Natürlich hat sich Goethes äußere Erscheinung im Laufe seines Lebens verändert. Identisch geblieben und damit zu einem Teil seiner Identität geworden sind allenfalls die große Nase (die gelegentlich in Übereinstimmung mit der damaligen Begrifflichkeit der Ästhetik auch als „erhaben“ charakterisiert wurde) und die ebenfalls auffallend großen, etwas hervorstehenden Augen. Doch schon über deren Farbe war man sich nicht ganz einig. Über sein „schwarzes Augenpaar“ dichtete Wieland 1776, und von „einem Paar schwarzglänzenden italienischen Augen“ schrieb wenig später Johann Wilhelm Ludwig Gleim. Johanna Schopenhauer hingegen fielen 1806 seine „zwei klaren braunen Augen“ auf, und sie war nicht die einzige, die sie so sah.
Wie Goethe damals wirklich ausgesehen hat, glauben wir heute einigermaßen zu wissen. Zu seinen Lebzeiten entstanden unzählige Portraits und Beschreibungen seiner Person. Einen gewichtigen Teil davon hatte 1914 ein Buch von Emil Schaeffer gesammelt, eine von Jörn Göres überarbeitete Fassung davon erschien 1980. Zum Goethe-Jahr 1999 wurde sie als Taschenbuch neu aufgelegt.

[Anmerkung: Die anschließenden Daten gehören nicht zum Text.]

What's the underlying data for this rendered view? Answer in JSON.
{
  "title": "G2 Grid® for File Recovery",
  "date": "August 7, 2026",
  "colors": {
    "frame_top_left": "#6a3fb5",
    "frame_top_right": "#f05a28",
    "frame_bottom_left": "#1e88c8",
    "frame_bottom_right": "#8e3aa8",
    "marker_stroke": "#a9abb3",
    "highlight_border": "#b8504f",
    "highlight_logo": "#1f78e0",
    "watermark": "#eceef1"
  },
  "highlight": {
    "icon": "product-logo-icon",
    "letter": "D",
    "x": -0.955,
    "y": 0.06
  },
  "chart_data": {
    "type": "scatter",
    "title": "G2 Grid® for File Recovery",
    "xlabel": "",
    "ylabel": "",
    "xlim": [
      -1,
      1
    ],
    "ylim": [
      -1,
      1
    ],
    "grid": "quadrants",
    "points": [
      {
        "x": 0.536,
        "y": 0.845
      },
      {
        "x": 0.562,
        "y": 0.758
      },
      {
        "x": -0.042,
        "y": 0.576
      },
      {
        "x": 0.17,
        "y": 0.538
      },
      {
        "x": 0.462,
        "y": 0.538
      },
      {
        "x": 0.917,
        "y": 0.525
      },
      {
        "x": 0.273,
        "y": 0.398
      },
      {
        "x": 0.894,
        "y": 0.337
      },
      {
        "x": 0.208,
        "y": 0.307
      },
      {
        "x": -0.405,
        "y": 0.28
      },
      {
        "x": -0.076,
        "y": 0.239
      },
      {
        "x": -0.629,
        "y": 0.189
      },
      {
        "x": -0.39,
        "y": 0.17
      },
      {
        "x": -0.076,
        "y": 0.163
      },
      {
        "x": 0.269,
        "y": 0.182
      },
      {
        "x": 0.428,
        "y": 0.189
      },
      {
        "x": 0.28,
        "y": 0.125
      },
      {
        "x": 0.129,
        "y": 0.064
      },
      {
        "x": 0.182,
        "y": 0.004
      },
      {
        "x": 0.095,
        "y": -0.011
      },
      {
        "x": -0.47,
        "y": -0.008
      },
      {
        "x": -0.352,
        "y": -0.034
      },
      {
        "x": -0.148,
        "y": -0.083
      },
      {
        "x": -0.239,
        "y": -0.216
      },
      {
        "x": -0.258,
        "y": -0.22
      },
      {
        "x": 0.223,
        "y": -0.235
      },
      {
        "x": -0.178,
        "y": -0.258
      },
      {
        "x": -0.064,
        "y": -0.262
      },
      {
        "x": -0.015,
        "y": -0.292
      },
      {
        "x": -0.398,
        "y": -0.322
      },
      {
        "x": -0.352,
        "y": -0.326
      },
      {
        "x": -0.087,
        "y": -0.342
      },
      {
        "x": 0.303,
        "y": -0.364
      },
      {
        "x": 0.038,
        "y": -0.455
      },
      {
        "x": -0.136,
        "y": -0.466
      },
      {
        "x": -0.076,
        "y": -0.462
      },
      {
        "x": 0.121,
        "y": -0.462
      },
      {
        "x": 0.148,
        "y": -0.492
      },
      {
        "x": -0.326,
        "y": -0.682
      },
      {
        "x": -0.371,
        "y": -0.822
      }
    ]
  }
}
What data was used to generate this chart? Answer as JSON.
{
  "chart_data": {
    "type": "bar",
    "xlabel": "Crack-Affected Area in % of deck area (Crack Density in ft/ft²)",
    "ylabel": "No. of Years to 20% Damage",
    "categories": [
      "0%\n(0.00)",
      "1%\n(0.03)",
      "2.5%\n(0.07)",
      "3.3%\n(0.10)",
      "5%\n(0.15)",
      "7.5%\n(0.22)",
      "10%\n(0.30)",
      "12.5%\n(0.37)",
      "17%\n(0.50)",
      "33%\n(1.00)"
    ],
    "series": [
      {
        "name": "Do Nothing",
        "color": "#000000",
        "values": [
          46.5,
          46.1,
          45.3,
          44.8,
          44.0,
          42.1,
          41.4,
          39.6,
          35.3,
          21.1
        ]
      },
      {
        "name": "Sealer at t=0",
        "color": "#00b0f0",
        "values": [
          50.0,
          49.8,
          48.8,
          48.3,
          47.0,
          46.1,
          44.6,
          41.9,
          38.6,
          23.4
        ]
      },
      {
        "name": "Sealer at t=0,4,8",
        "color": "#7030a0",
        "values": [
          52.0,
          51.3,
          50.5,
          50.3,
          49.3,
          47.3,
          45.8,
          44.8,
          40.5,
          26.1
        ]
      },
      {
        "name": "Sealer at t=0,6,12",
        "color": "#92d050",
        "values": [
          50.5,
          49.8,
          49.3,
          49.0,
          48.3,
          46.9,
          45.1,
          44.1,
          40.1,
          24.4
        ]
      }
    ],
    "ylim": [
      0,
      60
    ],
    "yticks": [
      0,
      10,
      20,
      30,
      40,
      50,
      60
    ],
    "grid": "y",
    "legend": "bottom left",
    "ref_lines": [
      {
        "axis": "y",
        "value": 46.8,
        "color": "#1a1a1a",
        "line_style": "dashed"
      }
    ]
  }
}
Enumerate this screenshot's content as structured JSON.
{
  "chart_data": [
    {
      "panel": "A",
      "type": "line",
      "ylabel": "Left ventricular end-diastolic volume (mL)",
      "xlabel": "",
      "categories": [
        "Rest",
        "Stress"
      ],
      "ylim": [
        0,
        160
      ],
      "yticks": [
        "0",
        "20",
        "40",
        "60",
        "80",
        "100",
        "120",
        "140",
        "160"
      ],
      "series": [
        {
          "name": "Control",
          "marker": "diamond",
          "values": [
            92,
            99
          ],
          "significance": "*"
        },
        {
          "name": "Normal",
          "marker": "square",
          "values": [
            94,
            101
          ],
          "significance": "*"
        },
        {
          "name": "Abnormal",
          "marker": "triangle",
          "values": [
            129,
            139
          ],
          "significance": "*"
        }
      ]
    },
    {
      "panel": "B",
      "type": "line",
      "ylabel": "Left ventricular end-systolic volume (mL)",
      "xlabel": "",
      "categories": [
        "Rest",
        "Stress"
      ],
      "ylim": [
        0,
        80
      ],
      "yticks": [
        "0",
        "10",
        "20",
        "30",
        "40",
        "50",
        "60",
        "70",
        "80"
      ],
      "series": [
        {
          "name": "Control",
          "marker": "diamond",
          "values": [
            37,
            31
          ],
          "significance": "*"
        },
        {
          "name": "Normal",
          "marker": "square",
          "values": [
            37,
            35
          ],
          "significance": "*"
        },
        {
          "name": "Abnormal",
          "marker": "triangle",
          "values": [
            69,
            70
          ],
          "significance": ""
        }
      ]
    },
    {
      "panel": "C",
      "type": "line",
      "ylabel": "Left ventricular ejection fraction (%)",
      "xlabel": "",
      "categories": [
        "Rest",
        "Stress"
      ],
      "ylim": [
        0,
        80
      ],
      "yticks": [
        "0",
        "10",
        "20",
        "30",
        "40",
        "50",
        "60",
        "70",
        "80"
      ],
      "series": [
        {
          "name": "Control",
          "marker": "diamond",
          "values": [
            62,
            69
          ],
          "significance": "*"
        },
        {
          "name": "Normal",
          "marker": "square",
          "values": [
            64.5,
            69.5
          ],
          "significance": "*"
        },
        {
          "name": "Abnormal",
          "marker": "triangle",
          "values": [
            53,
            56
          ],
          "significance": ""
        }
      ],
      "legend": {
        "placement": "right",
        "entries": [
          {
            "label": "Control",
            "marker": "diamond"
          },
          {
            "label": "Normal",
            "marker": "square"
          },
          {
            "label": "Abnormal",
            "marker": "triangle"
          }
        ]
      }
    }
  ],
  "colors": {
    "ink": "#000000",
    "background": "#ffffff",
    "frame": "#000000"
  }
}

Daß die achtzig abgebildeten Portraits und die vielen zitierten Berichte „in der Gesamtheit eine verläßliche Anschauung von Goethes äußerer Erscheinung“ vermitteln, wie der Herausgeber meint, ist allerdings zu bezweifeln. Goethe entzieht sich auch äußerlich jeder einheitlichen Festlegung. Wie über die Augen- existieren sogar über die Haarfarbe ganz widersprüchliche Zeugnisse. Gerade deshalb ist das Buch so lehrreich: Es zeigt, in welchem Ausmaß die Bilder einer Person Effekte von Inszenierungen sind, Konstrukte und Maskeraden, die über Projektionen, Phantasien und Wünsche mehr aussagen als über irgendeine angeblich authentische „Wirklichkeit“.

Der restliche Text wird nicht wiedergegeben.